In both Schmitz and Askin’s cases, Notre Dame attorneys said the players should’ve recognized their injuries sooner, and they argued the statute of limitations has run out. Schmitz and Askin both argued they filed their claims within a reasonable time frame after they discovered their conditions. The courts will ultimately decide.

Brown added, “The health and safety of our student-athletes has always been a priority for Notre Dame, and over the years we have provided them with the best equipment, protocols and care available at the time.”

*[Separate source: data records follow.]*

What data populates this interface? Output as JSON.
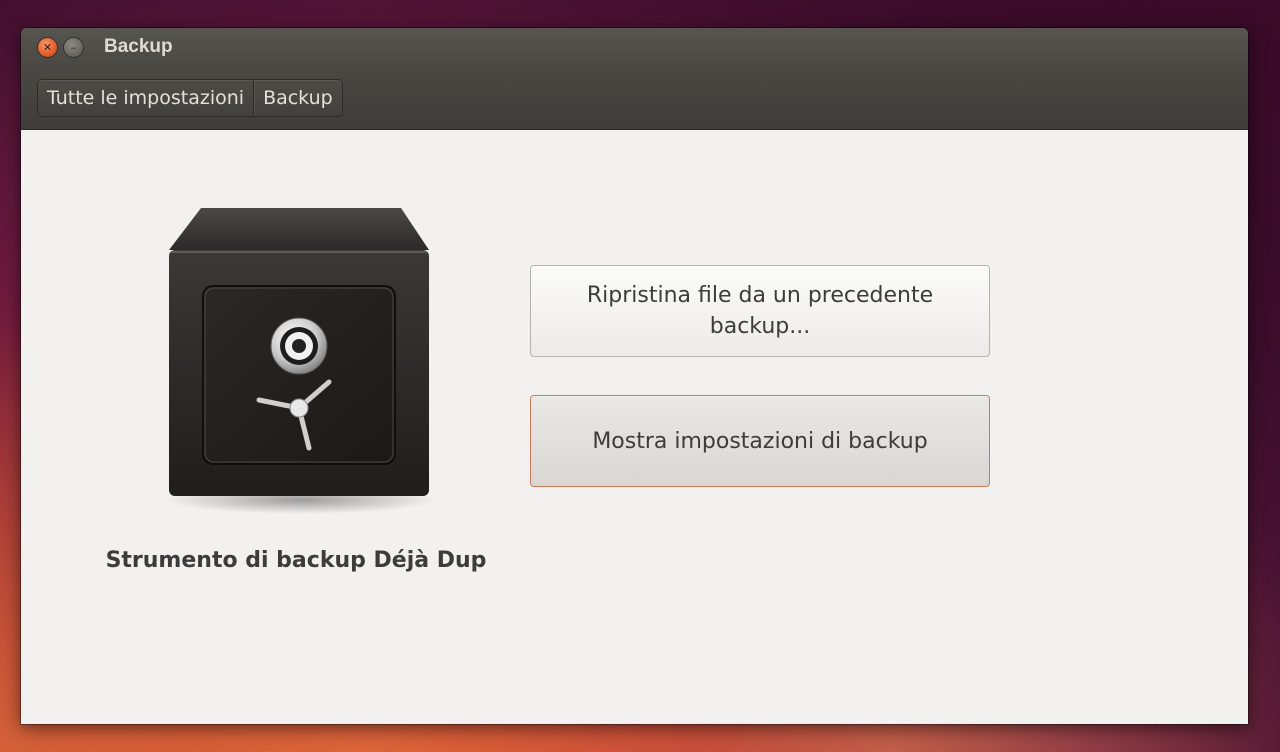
{
  "window": {
    "title": "Backup",
    "close_icon": "close-icon",
    "minimize_icon": "minimize-icon"
  },
  "breadcrumb": {
    "items": [
      {
        "label": "Tutte le impostazioni"
      },
      {
        "label": "Backup"
      }
    ]
  },
  "main": {
    "app_icon": "safe-icon",
    "app_name": "Strumento di backup Déjà Dup",
    "restore_button_label": "Ripristina file da un precedente backup...",
    "settings_button_label": "Mostra impostazioni di backup"
  },
  "colors": {
    "accent": "#e6602d",
    "focus_border": "#c87a58",
    "titlebar": "#4a4843",
    "content_bg": "#f2f1f0"
  }
}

However, the Askin complaint said the university and NCAA withheld information from him, developed no protocol to communicate and mitigate those risks and were “willfully blind” to the risks he and other players faced. Notre Dame ignored these risks, the complaint said, “for one purpose: to entertain the audience for Notre Dame football and to reap profits from Notre Dame football games and broadcast contracts.”

As more details emerge about the dangers of CTE, Coleman said she expects that cultural perceptions of football will shift.

“It’s easy for us to hold those two things in our heads at the same time as human beings — to appreciate the game and the excellence it represents and also have to deal with the physical consequences,” she said. “It’ll be interesting to see how the game changes.”